By the way,  removing the battery is very straightforward.  But I discovered when doing that that the on-line manual for the Lino C 3.3 is out of date.  It specifies a different battery from the one actually in the Lino C 3.3, which is correctly specified in the paper manual that came with my unit in March 2025.  

Oh dear, I am using the Lino C3.3 manual for the battery which I alreday irdered.PowerSonic model PS-4100, 4vokt, 10Amp/Hr.

Can you please tell me what is the battery you are using ?

You ordered the correct battery.  The on-line version of the manual, however, incorrectly specifies a no-longer-manufactured battery (PS-490), which I ordered initially before discovering that it - and the original battery - did not look at all alike.  And now I cannot return the PS-490.  Oh well.  

As for alternatives, I am not aware of any transimpedance phono stage remotely close to the Lino C 3.3 in performance and also in its price range.  With Channel D’s future unclear, I have replaced my non-functioning Lino C 3.3 with the Sutherland Dos Locos, which so far sounds at least as good as the Lino C 3.3 (though for various reasons I have not had much opportunity yet to listen to the Dos Locos).  

Played through the Dos Locos, one LP (actually a box set) that I know well  - the 45 RPM Analogue Productions reissue of Janos Starker playing the Bach solo cello suites on the Mercury label - sounded much, much better than I have ever heard it before.

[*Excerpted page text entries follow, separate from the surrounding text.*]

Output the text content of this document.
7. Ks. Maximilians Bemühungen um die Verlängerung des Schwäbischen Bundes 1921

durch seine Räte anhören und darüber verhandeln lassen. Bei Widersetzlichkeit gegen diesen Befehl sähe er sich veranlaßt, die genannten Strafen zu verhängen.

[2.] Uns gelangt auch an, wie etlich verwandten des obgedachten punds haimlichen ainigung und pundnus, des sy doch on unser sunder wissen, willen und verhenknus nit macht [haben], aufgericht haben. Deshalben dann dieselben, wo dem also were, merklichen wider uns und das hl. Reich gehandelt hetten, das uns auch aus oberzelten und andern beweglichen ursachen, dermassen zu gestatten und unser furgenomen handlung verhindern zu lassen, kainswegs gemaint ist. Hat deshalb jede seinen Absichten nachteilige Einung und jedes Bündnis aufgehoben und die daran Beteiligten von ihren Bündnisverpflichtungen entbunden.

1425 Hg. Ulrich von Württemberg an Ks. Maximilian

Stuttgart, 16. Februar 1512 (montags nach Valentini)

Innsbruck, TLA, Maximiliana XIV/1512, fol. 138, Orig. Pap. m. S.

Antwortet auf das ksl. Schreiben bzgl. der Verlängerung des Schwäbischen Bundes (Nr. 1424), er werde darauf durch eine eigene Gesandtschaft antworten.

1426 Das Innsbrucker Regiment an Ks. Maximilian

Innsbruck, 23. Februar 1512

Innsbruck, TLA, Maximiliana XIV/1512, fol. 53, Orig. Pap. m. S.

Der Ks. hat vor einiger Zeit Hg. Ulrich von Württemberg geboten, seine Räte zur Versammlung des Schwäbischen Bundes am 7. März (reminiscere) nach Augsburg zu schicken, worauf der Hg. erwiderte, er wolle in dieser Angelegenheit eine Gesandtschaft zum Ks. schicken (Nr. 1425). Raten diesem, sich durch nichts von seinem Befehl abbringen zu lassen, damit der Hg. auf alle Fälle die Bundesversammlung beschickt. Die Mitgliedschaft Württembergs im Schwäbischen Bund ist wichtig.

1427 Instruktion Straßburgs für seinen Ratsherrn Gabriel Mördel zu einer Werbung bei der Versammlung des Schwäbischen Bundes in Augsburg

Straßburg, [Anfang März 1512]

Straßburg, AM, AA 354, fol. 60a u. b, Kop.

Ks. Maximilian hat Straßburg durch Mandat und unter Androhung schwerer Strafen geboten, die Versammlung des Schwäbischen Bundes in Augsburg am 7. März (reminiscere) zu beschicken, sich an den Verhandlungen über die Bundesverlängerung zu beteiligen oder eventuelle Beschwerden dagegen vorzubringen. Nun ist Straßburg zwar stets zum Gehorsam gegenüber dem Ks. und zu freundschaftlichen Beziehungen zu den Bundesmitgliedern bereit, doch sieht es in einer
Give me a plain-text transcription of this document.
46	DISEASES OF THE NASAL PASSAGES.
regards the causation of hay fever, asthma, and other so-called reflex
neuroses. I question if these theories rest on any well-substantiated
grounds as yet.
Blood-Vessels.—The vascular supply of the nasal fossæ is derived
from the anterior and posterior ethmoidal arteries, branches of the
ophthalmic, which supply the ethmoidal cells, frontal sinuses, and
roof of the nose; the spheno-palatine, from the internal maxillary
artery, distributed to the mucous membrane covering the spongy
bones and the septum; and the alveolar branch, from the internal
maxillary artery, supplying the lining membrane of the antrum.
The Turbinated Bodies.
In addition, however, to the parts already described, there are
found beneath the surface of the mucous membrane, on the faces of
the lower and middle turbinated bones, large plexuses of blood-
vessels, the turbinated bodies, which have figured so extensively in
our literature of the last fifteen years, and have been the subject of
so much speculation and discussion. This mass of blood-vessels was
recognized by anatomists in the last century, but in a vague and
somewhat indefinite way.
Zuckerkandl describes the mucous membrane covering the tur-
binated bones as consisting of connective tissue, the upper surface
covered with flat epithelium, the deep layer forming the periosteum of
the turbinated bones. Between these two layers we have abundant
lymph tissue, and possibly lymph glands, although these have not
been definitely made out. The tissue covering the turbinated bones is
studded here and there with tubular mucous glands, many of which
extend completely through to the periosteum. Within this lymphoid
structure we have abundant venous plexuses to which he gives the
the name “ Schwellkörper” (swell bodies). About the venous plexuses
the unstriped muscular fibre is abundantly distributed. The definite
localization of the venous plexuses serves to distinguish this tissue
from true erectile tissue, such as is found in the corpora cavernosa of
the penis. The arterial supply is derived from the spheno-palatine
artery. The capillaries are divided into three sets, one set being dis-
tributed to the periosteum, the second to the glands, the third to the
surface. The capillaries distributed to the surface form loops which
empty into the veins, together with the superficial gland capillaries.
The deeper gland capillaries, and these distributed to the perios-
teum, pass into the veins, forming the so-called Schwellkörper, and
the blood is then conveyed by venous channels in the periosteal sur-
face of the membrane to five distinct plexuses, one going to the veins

The differences favoring the Dos Locos were palpable and not subtle.  The Dos Locos has a vanishingly low noise floor (like the Lino C 3.3), and it reads information in the grooves (Starker’s breathing, the impact of the bow on the strings, etc.) that before were not resolved as clearly.  The low noise floor helps those details to emerge.  Equally if not more important was how the Dos Locos performed in terms of timbre and tonality.  Starker’s cello had a richer, deeper resonance than I recall hearing before - very lifelike and immediate.  Transients also were noticeably sharper and quicker, and one could “see” the recording space around him.  I highly recommend consideration of the Dos Locos, despite the price. One caveat: Ron Sutherland eschews complexity in designing his products and focuses on the simplest circuit designs.  As such, there is no mono button (there’s no need because mono cartridges play beautifully through one of the two monoblocks), no high pass (rumble) filter for warped records, and no phase reversal button.   But those in my opinion are small prices to pay.  

Like you, my tonearm cable is balanced.  But it has a separate ground wire that attaches to the ground screw on the Dos Locos chassis, and I am using XLR to RCA adapters that do not commingle the signal conductors with any ground.  The adapters have worked seamlessly.  You’re right about it requiring two AC cables, and I have made another (unexpected) investment in not cheap AC cables that should do a better job in delivering current and not picking up EMF/RFI than the stock cables.  

And other than the Dos Locos, the next stop on the train line (for a transimpedance phono stage of comparable quality) may be the significantly more expensive (and more complex) CH Precision phono stages, which I understand can seem dry and thin if not matched properly with other components.  PS Audio just introduced a new phono stage that has transimpedance capabiility (the PMG Signature phono stage), but it’s close to the Dos Locos in price.  And I don’t know how it sounds.

Good luck in your search for a new phono stage if replacing the battery doesn’t cure whatever problem you’re having with the Lino C 3.3.  

I have owned a Lino C 2.2 since 2020. And I have been putting off upgrading to 3.3 for a couple of years.  I have been switching between a SunValley tube phono stage + SUT and the Lino C2.2 . Just last week I had finally made a decision to keep the Lino C 2.2 and maybe sell off the other one. Rob had mentioned to me a side project for the Lino C that he had been working on. He had figured out a way to fit a ‘one quarter version’ of his TOTL Seta L20 into the Lino C. It would have been an upgrade to the 3.3. I was going to ask him for this upgrade.

It’s very sad to hear about Rob’s passing.